Respect. Hard won and easily lost. But still very much the coin of the realm among the true men of the steppes.
Horses continued to flow around them, and by the time the Torguud captain managed to bring his horse around, a ring of Mongolian riders had formed. Freezing the tableau of recent events into an image that would now be assessed.
Gansukh. Lian. The dagger. The dead Chinese commander.
Munokhoi pushed his mount through the throng, his sword raised above his head. “I said to cut down anyone on foot,” he shouted, his voice breaking. “Why are these dogs still standing?” He refused to look at Gansukh and Lian, staring at his men with a wild ferocity, daring any of them to question his order. His face was streaked with soot and blood, which made his bulging eyes only that much more deranged.
“Because they are not dogs,” replied Namkhai evenly.

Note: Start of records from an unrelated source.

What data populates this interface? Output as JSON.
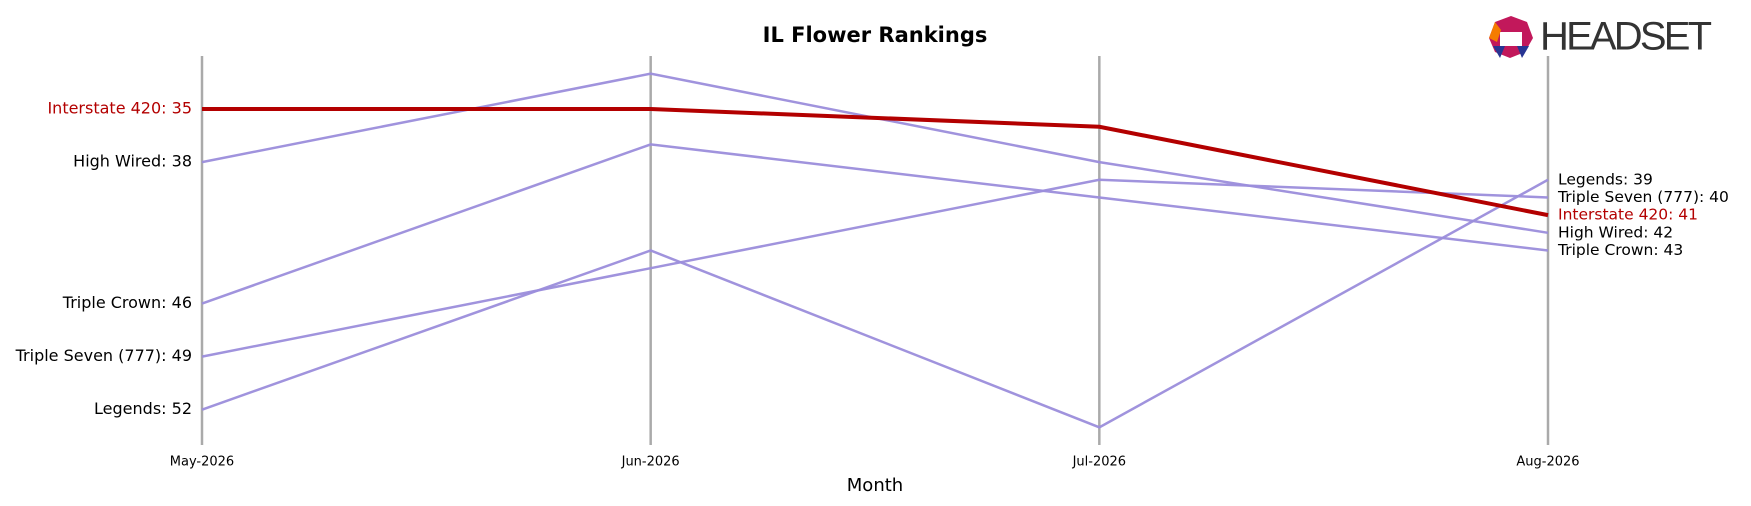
{
  "logo": "HEADSET",
  "chart_data": {
    "type": "bump",
    "title": "IL Flower Rankings",
    "x_label": "Month",
    "categories": [
      "May-2026",
      "Jun-2026",
      "Jul-2026",
      "Aug-2026"
    ],
    "ylim": [
      54,
      32
    ],
    "series": [
      {
        "name": "High Wired",
        "color": "#9b8ddb",
        "values": [
          38,
          33,
          38,
          42
        ],
        "value_labels": [
          "High Wired: 38",
          null,
          null,
          "High Wired: 42"
        ]
      },
      {
        "name": "Triple Crown",
        "color": "#9b8ddb",
        "values": [
          46,
          37,
          40,
          43
        ],
        "value_labels": [
          "Triple Crown: 46",
          null,
          null,
          "Triple Crown: 43"
        ]
      },
      {
        "name": "Triple Seven (777)",
        "color": "#9b8ddb",
        "values": [
          49,
          44,
          39,
          40
        ],
        "value_labels": [
          "Triple Seven (777): 49",
          null,
          null,
          "Triple Seven (777): 40"
        ]
      },
      {
        "name": "Legends",
        "color": "#9b8ddb",
        "values": [
          52,
          43,
          53,
          39
        ],
        "value_labels": [
          "Legends: 52",
          null,
          null,
          "Legends: 39"
        ]
      },
      {
        "name": "Interstate 420",
        "color": "#b30000",
        "highlight": true,
        "values": [
          35,
          35,
          36,
          41
        ],
        "value_labels": [
          "Interstate 420: 35",
          null,
          null,
          "Interstate 420: 41"
        ]
      }
    ]
  }
}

Munokhoi jerked his horse’s head back, and the animal nearly reared. Its nostrils flared and it showed its teeth. “They are dogs if I say they are dogs,” he retorted, still not looking at Gansukh or Lian.
Namkhai stared at the aggravated Torguud captain with the same calm mien that Gansukh had seen when they had wrestled. Appraising. Waiting. Confident. Unafraid.
Munokhoi knew the gaze as well, and he looked away. He finally looked down at Gansukh and Lian, his lips curling into a sneer. “She’s Chinese,” he pointed out as if no one had ever noticed. “The Chinese attacked us. They are her people. She must have told them where to find us.”
“Was the Khagan hiding?” Gansukh found his voice, and in the silence that followed his words, he cleared his throat and explained his question. “If she had to tell them where we were, that would suggest that they couldn’t have found us with their own eyes.” He rolled his shoulders and straightened his back. “Are you saying that the Khan of Khans was traveling in stealth? That he was afra-”
Munokhoi kicked his horse, and it lunged forward while simultaneously trying to avoid running into Gansukh. Gansukh shuffled to his right, but not so much that he abandoned Lian, and the horse’s shoulder bumped into his chest. He stepped back, not out of fear of being hurt by the horse, but to get out of range of Munokhoi’s sword. His hand, reaching back, brushed Lian’s arm and he felt her shiver.
“They are no danger to us, Munokhoi,” Namkhai said. “There is no danger to the Khagan here.” Namkhai’s voice was clipped and tight, somewhat impatient. With a hint of a challenge. “We should be guarding the Khagan. Not riding around in the dark, chasing ghosts.”